Since I am investigating non-linear combinations, I am going to use the following notations for the rest of my investigations. Keep in mind this isn’t anything final and the notations are expected to change. If you are unfamiliar with the current notations, then do not worry. As long as you understand the concept of Machine Learning using Multilayer Perceptron model, you should be able to follow. Again, the CONCEPT and NOT the EXACT NOTATIONS USED!!!
Re-Writing Current Notation
In this section, I go over how the current notation can be re-written to capture the same concepts of MLPs/NNs/DNNs. I intend to use variations of these notations for my investigations.
Variables
Below are the variables I tend to use for my investigations:
$p$ is the previous node.
$q$ is the next node.
$w(p, q) \in \mathbb{R}$ is the weight going from node $p$ to node $q$.
$P = {p_0, p_1, p_2, …, p_{n-1}, 1}$ and $p_n \in \mathbb{R}, \forall n \in \mathbb{N}$.
$Q = {q_0, q_1, q_2, …, q_{m-1}, 1}$ and $q_m \in \mathbb{R}, \forall m \in \mathbb{N}$.
$ |Q| $ is the cardinality of set $Q$ meaning, the number of elements in $Q$.

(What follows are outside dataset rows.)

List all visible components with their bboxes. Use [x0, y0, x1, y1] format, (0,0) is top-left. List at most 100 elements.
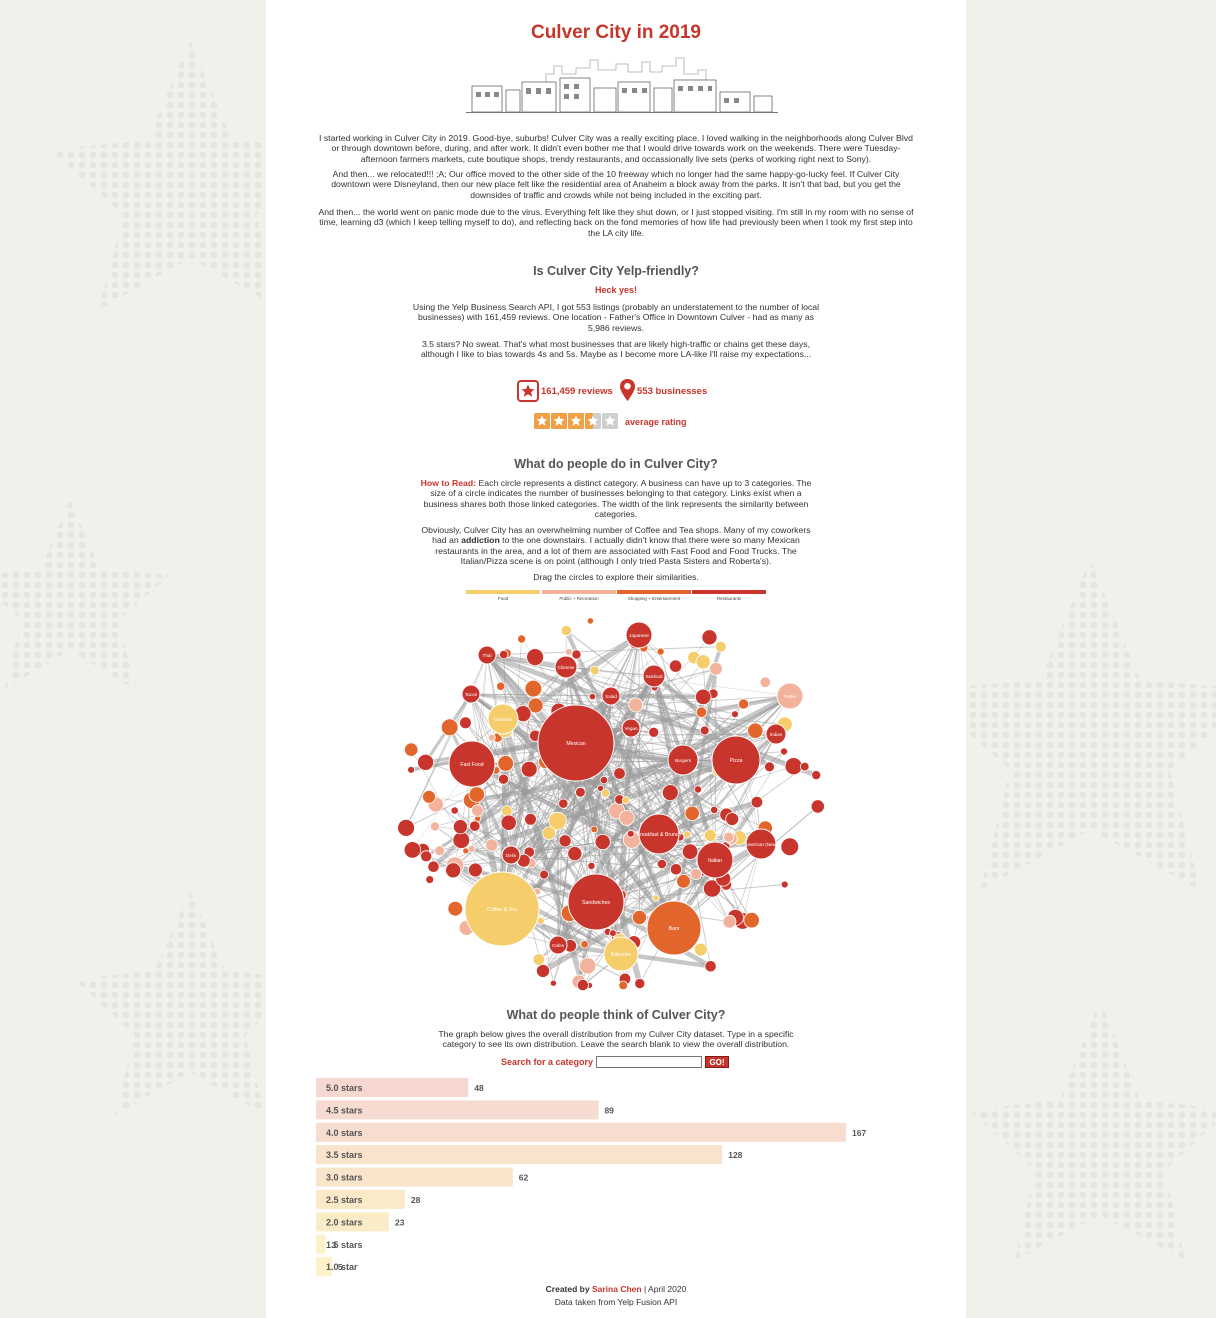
network-node[interactable]	[469, 820, 481, 832]
network-node[interactable]	[661, 784, 679, 802]
network-node[interactable]	[487, 733, 496, 742]
network-node[interactable]	[747, 722, 764, 739]
category-network-graph[interactable]: Mexican Coffee & Tea Sandwiches Fast Food Pi…	[391, 602, 831, 997]
network-node[interactable]	[497, 755, 514, 772]
network-node[interactable]	[579, 957, 597, 975]
network-node[interactable]	[780, 880, 789, 889]
network-node[interactable]	[590, 825, 599, 834]
network-node[interactable]	[537, 704, 615, 782]
network-node[interactable]	[689, 867, 702, 880]
network-node[interactable]	[567, 846, 583, 862]
network-node[interactable]	[461, 684, 481, 704]
network-node[interactable]	[517, 634, 527, 644]
author-link[interactable]: Sarina Chen	[591, 1284, 642, 1294]
network-node[interactable]	[684, 805, 700, 821]
network-node[interactable]	[549, 979, 557, 987]
network-node[interactable]	[462, 847, 470, 855]
network-node[interactable]	[471, 804, 484, 817]
network-node[interactable]	[586, 617, 594, 625]
network-node[interactable]	[709, 662, 723, 676]
network-node[interactable]	[799, 761, 810, 772]
network-node[interactable]	[703, 828, 717, 842]
network-node[interactable]	[450, 806, 459, 815]
network-node[interactable]	[496, 681, 506, 691]
network-node[interactable]	[750, 795, 764, 809]
network-node[interactable]	[524, 813, 537, 826]
network-node[interactable]	[745, 828, 777, 860]
network-node[interactable]	[714, 640, 727, 653]
network-node[interactable]	[445, 862, 462, 879]
network-node[interactable]	[600, 788, 611, 798]
network-node[interactable]	[500, 814, 517, 831]
network-node[interactable]	[403, 841, 422, 859]
network-node[interactable]	[710, 805, 719, 814]
network-node[interactable]	[468, 862, 483, 878]
network-node[interactable]	[576, 978, 589, 992]
network-node[interactable]	[590, 665, 600, 676]
network-node[interactable]	[527, 697, 544, 714]
network-node[interactable]	[520, 760, 538, 778]
network-node[interactable]	[722, 914, 737, 929]
network-node[interactable]	[420, 850, 433, 863]
network-node[interactable]	[567, 873, 625, 931]
network-node[interactable]	[780, 837, 800, 857]
network-node[interactable]	[501, 845, 521, 865]
network-node[interactable]	[682, 830, 691, 839]
network-node[interactable]	[642, 664, 666, 688]
network-node[interactable]	[702, 879, 722, 898]
network-node[interactable]	[621, 796, 630, 805]
network-node[interactable]	[603, 936, 639, 972]
network-node[interactable]	[477, 645, 497, 665]
network-node[interactable]	[634, 977, 646, 989]
network-node[interactable]	[618, 809, 635, 826]
network-node[interactable]	[464, 871, 540, 947]
network-node[interactable]	[695, 688, 712, 706]
network-node[interactable]	[759, 676, 772, 688]
network-node[interactable]	[422, 789, 436, 804]
network-node[interactable]	[397, 818, 416, 837]
network-node[interactable]	[468, 786, 486, 803]
network-node[interactable]	[784, 757, 803, 776]
network-node[interactable]	[723, 831, 735, 843]
network-node[interactable]	[669, 863, 683, 876]
network-node[interactable]	[434, 845, 445, 857]
network-node[interactable]	[427, 860, 440, 873]
network-node[interactable]	[601, 686, 621, 706]
network-node[interactable]	[548, 811, 567, 831]
network-node[interactable]	[765, 723, 787, 745]
network-node[interactable]	[447, 900, 464, 917]
network-node[interactable]	[594, 833, 611, 850]
network-node[interactable]	[810, 799, 825, 814]
network-node[interactable]	[448, 740, 496, 788]
go-button[interactable]: GO!	[705, 1056, 729, 1068]
network-node[interactable]	[725, 812, 740, 827]
network-node[interactable]	[743, 912, 760, 929]
network-node[interactable]	[498, 649, 509, 660]
network-node[interactable]	[681, 843, 699, 860]
network-node[interactable]	[580, 940, 589, 949]
network-node[interactable]	[621, 718, 641, 738]
network-node[interactable]	[575, 786, 586, 798]
network-node[interactable]	[498, 773, 510, 785]
network-node[interactable]	[628, 697, 644, 713]
network-node[interactable]	[588, 693, 596, 701]
network-node[interactable]	[638, 813, 680, 855]
network-node[interactable]	[524, 679, 543, 698]
network-node[interactable]	[656, 858, 667, 870]
network-node[interactable]	[459, 716, 472, 730]
network-node[interactable]	[693, 785, 703, 794]
network-node[interactable]	[542, 826, 557, 841]
network-node[interactable]	[648, 726, 660, 738]
network-node[interactable]	[667, 744, 699, 776]
network-node[interactable]	[699, 725, 710, 736]
network-node[interactable]	[565, 648, 573, 656]
network-node[interactable]	[626, 829, 635, 838]
network-node[interactable]	[417, 753, 435, 771]
network-node[interactable]	[501, 805, 513, 817]
network-node[interactable]	[535, 963, 550, 978]
network-node[interactable]	[631, 909, 647, 925]
network-node[interactable]	[597, 784, 605, 792]
network-node[interactable]	[656, 647, 665, 656]
network-node[interactable]	[613, 767, 626, 780]
network-node[interactable]	[526, 648, 545, 666]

$E(\cdot, \cdot)$ is an error function.
$A(\cdot)$ is an activation function.
Functions
Neuron Function
The neuron function $\Gamma$ takes the sum of the product of input value (node) $p \in P$ and its associated weight value (edge) $w(p,q) \in W_q$. The output of $\Gamma$ is the value for node $q \in Q$.

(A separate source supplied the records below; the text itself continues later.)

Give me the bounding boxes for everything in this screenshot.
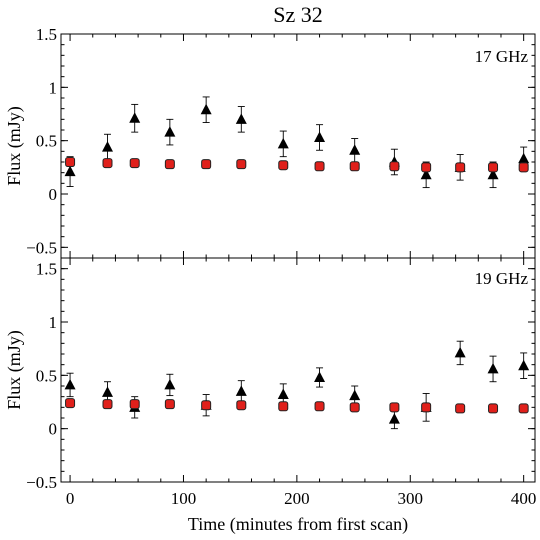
square-point	[518, 162, 529, 173]
data-marks	[64, 96, 530, 189]
triangle-point	[164, 126, 176, 137]
square-point	[129, 158, 140, 169]
triangle-point	[64, 165, 76, 177]
y-tick-label: 0	[49, 420, 58, 439]
square-point	[236, 400, 247, 411]
plot-frame	[60, 33, 536, 259]
x-tick-label: 100	[171, 489, 197, 508]
square-point	[236, 159, 247, 170]
triangle-point	[487, 168, 499, 180]
y-tick-label: 1	[49, 78, 58, 97]
plot-frame	[60, 257, 536, 483]
y-ticks: −0.5 0 0.5 1 1.5	[26, 260, 535, 492]
square-point	[201, 159, 212, 170]
triangle-point	[388, 413, 400, 424]
y-tick-label: 1	[49, 313, 58, 332]
square-point	[129, 399, 140, 410]
square-point	[488, 403, 499, 414]
x-tick-label: 200	[284, 489, 310, 508]
square-point	[421, 162, 432, 173]
y-tick-label: 0.5	[36, 132, 57, 151]
y-tick-label: 0	[49, 185, 58, 204]
x-tick-label: 300	[398, 489, 424, 508]
square-point	[102, 399, 113, 410]
triangle-point	[101, 386, 113, 397]
y-tick-label: 1.5	[36, 260, 57, 279]
x-tick-label: 400	[511, 489, 537, 508]
triangle-point	[314, 131, 326, 142]
square-point	[278, 401, 289, 412]
square-point	[278, 160, 289, 171]
triangle-point	[277, 137, 289, 149]
triangle-point	[349, 389, 361, 401]
triangle-point	[518, 359, 530, 371]
triangle-point	[420, 168, 432, 180]
square-point	[389, 161, 400, 172]
triangle-point	[518, 152, 530, 164]
y-tick-label: −0.5	[26, 473, 57, 492]
y-axis-label: Flux (mJy)	[4, 106, 25, 186]
panel-label: 17 GHz	[475, 47, 529, 66]
square-point	[164, 399, 175, 410]
triangle-point	[277, 388, 289, 400]
x-ticks	[69, 34, 525, 258]
triangle-point	[487, 362, 499, 374]
triangle-point	[200, 103, 212, 115]
triangle-point	[349, 144, 361, 155]
x-ticks	[69, 258, 525, 482]
x-axis-label: Time (minutes from first scan)	[188, 514, 408, 535]
triangle-point	[164, 378, 176, 390]
square-point	[65, 398, 76, 409]
square-point	[65, 157, 76, 167]
y-tick-label: 1.5	[36, 25, 57, 44]
x-tick-label: 0	[66, 489, 75, 508]
y-tick-label: 0.5	[36, 366, 57, 385]
triangle-point	[235, 113, 247, 124]
square-point	[314, 161, 325, 172]
panel-17ghz: 17 GHz Flux (mJy) −0.5 0 0.5 1 1.5	[4, 25, 536, 259]
y-ticks: −0.5 0 0.5 1 1.5	[26, 25, 535, 257]
y-tick-label: −0.5	[26, 238, 57, 257]
square-point	[455, 162, 466, 173]
square-point	[488, 162, 499, 173]
chart-title: Sz 32	[273, 2, 323, 27]
triangle-point	[454, 346, 466, 358]
square-point	[164, 159, 175, 170]
square-point	[518, 403, 529, 414]
square-point	[314, 401, 325, 412]
square-point	[349, 161, 360, 172]
triangle-point	[314, 371, 326, 382]
data-marks	[64, 340, 530, 430]
square-point	[102, 158, 113, 169]
triangle-point	[129, 112, 141, 123]
square-point	[349, 402, 360, 413]
triangle-point	[101, 141, 113, 152]
y-axis-label: Flux (mJy)	[4, 330, 25, 410]
square-point	[421, 402, 432, 413]
panel-label: 19 GHz	[475, 269, 529, 288]
triangle-point	[64, 378, 76, 390]
square-point	[455, 403, 466, 414]
square-point	[389, 402, 400, 413]
panel-19ghz: 19 GHz Flux (mJy) −0.5 0 0.5 1 1.5	[4, 257, 536, 492]
x-tick-labels: 0 100 200 300 400	[66, 489, 537, 508]
triangle-point	[235, 385, 247, 396]
square-point	[201, 400, 212, 411]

\[\Gamma (P, W_q) = \sum_{p \in P, w \in W_q} p \cdot w(p, q)\]
Layer Function
The layer function $\Gamma^{*}$ outputs $m$ nodes that describe a layer $Q$ in a Multilayer Perceptron (Deep Neural Network) model. It takes all the points in $P$ and the weights $W_Q$ which is the set of all weights (edges) between all nodes in $P$ and $Q$. It can be observed that if all the nodes in $P$ are connected to all the nodes in $Q$, then the total number of edges is $n \times m$. This is obtained as follows:
$ |P| = n \quad \Rightarrow \quad |W_q| = n \quad \because \quad p \in P \Leftrightarrow w(p, q) \in W_q $
$ |Q| = m \quad \Rightarrow \quad |W_Q| = n \times m \quad \because \quad q \in Q \Leftrightarrow W_q \in W_Q $ since $q$ connects to all $n$ edges in $W_q$
Hence, the layer function is given as follows:
\[\Gamma^{*} (P, W_Q) = \{A(q_m)\quad |\quad q_m = \Gamma_{m}(P, W_q), 0 \le m \le |Q|\}\]
Model Set
A model $Q^* $ is an ordered set where each element is a layer object i.e. the output of the layer function $\Gamma^* $.
\[Q^* = \{Q_{n} \quad | \quad Q_{n} = \Gamma^*(Q_{n-1}, W_{Q_n}), \quad n,m \in \mathbb{N} \text{ and } 0 \le n \le m\}\]

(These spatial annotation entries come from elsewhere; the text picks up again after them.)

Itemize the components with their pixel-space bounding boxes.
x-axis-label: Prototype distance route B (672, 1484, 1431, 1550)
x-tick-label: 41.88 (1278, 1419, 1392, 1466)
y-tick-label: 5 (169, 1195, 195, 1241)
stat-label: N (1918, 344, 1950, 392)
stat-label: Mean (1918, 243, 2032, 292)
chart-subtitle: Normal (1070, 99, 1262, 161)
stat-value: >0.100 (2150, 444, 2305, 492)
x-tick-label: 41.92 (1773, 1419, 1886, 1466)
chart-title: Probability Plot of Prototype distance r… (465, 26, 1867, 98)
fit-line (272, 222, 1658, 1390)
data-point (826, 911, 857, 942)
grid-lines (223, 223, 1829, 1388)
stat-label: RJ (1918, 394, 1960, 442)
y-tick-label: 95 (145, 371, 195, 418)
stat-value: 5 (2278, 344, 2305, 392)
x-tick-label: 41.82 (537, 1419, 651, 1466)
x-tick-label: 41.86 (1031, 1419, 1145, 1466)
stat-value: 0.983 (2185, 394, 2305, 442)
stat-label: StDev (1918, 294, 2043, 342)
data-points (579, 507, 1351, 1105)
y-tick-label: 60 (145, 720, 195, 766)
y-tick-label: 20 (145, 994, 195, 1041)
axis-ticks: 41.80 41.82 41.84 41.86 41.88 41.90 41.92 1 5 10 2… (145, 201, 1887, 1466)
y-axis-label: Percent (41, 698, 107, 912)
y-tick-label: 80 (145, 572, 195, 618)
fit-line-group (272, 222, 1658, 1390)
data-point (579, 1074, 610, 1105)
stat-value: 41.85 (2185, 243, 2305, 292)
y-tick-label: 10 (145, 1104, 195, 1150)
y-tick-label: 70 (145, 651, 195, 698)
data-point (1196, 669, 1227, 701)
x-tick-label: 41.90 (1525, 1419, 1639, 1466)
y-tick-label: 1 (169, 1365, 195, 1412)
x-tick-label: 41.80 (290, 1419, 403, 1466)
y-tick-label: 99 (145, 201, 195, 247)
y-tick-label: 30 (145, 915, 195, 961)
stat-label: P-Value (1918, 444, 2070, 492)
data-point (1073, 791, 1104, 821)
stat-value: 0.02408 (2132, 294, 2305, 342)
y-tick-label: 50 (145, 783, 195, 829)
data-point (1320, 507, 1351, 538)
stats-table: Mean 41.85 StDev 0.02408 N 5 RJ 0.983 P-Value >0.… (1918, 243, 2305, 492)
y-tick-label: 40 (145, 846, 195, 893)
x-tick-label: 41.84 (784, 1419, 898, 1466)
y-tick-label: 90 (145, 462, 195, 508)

\[\text{if } n=0, \quad Q_0 = \{x_0, x_1, x_2, ..., x_{n-1}, 1\} \quad \text{which is the input layer}\]
\[\text{if }n = m, \quad Q_m \text{ is the final output layer}\]
Feed Forward Lemma
From the definitions proposed above, the following can be noted:
If a model $Q^*$ has $n$ elements i.e. $n$ layers, then, the model has an input layer $Q_0$, hidden layers $Q_1$ to $Q_{n-1}$, and an output layer $Q_n$.
Given that $Q^*$ is an ordered set, it follows that a Feed Forward operation occurs as $n$ increases from $1$ to $n$.
Conclusion
In summary, we have defined a new function $\Gamma$ that calculates the value of a neuron $q$ based on the set of values of the neurons $P$ it is connected to using weights/edges $W_q$. We also defined a set-generating function $\Gamma^* $ that outputs a set of neurons $Q$ for a layer based on the neurons from the previous layer $P$ and all its associated weights $W_Q$. We defined the ordered set $Q^* $ which contains all the layers of a neural network, where the first element $Q_0$ is the input layer and the $Q_n$ is the output layer. And finally, we noted that if $n$ increases from $1$ to $n$ in the set $Q^*$, it describes the feed forward operation of a traditional neural network.